2018, Christoph Vögele

 


1) Peter Bichsel, «Die ungeschriebenen Briefe der Elisabeth Strässle», in: Elisabeth Strässle – Zeichnungen, Ausstellungskatalog Galerie Medici, Solothurn 1981. 
2) Ebenda. 
3) Lis’81. Lisbon international show: International exhibition of drawings, Galeria Nacional de Arte Moderna Belém, 1981. 
4) Aussage von Elisabeth Strässle auf ihrer Homepage: www.elisabethstraessle.ch, Kapitel II. Von der Zeichnung zum Gemälde. 
5) Elisabeth Strässle im Gespräch mit dem Autor, 2. März 2018. 
6) Ebenda. 
7) Ebenda. 
8) Ebenda.

Regina Helbling: Über Elisabeth Strässle

Diese Frau scheint voller Widersprüche zu sein.
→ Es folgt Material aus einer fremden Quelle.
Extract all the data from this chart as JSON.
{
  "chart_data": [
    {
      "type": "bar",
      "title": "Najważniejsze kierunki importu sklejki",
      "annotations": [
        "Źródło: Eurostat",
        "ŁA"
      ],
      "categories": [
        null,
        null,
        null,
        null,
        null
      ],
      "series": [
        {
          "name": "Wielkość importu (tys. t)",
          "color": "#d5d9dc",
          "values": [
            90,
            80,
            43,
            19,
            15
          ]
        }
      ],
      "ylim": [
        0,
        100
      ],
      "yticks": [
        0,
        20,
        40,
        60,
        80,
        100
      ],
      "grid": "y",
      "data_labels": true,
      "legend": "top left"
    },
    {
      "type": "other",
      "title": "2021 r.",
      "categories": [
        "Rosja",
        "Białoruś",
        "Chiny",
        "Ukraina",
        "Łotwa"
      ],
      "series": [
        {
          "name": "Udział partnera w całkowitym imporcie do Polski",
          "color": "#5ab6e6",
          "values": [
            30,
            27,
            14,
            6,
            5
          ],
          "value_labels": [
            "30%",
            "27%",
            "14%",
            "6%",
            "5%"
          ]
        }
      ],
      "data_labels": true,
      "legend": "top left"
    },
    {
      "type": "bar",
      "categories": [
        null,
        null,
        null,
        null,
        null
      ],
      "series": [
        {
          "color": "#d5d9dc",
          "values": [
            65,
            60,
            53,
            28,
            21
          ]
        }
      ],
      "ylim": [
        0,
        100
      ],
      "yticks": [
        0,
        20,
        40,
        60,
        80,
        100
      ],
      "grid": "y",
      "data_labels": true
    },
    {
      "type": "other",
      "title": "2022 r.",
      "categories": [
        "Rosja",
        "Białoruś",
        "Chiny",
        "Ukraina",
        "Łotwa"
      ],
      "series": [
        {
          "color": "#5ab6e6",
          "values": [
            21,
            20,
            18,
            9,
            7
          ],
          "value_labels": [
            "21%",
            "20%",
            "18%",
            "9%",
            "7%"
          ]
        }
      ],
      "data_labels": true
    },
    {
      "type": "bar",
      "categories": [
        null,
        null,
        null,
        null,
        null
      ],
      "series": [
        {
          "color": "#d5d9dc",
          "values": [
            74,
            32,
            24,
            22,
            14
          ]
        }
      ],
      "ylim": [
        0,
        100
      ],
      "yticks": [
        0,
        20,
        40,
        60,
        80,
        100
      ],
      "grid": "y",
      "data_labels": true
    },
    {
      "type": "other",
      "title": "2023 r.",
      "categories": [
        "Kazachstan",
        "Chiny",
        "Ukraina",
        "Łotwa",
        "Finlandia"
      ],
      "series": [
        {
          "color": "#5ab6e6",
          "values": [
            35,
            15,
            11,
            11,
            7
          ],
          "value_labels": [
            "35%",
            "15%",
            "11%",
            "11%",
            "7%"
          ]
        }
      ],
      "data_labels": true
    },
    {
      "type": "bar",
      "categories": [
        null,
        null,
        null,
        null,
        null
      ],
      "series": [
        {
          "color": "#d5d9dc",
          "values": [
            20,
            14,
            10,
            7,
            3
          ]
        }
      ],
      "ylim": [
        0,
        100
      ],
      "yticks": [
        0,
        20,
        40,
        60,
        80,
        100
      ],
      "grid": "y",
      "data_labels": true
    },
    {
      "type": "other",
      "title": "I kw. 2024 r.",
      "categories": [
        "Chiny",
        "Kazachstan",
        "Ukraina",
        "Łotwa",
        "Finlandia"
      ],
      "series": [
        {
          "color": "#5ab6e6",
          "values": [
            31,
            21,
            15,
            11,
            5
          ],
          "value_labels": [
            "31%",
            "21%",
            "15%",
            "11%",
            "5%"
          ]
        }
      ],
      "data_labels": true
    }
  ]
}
Es fängt schon damit an, dass sie, eine kleine, zierliche Erscheinung, auf riesige Leinwände malt, die sie alle ganz allein an die Wand tackert – oft mehrere übereinander, damit der Malgrund weicher wird, «wie eine Schreibunterlage». Eigentlich ist Elisabeth Strässle ein wandelndes Understatement. Sie spricht von sich und ihrer Kunst, wie wenn sie ganz zufällig zur Malerei gekommen wäre und seit Jahren als Autodidaktin malen würde. Sie sei eine Einzelgängerin, habe eigentlich keine Kontakte, und im Internet existiere sie nicht.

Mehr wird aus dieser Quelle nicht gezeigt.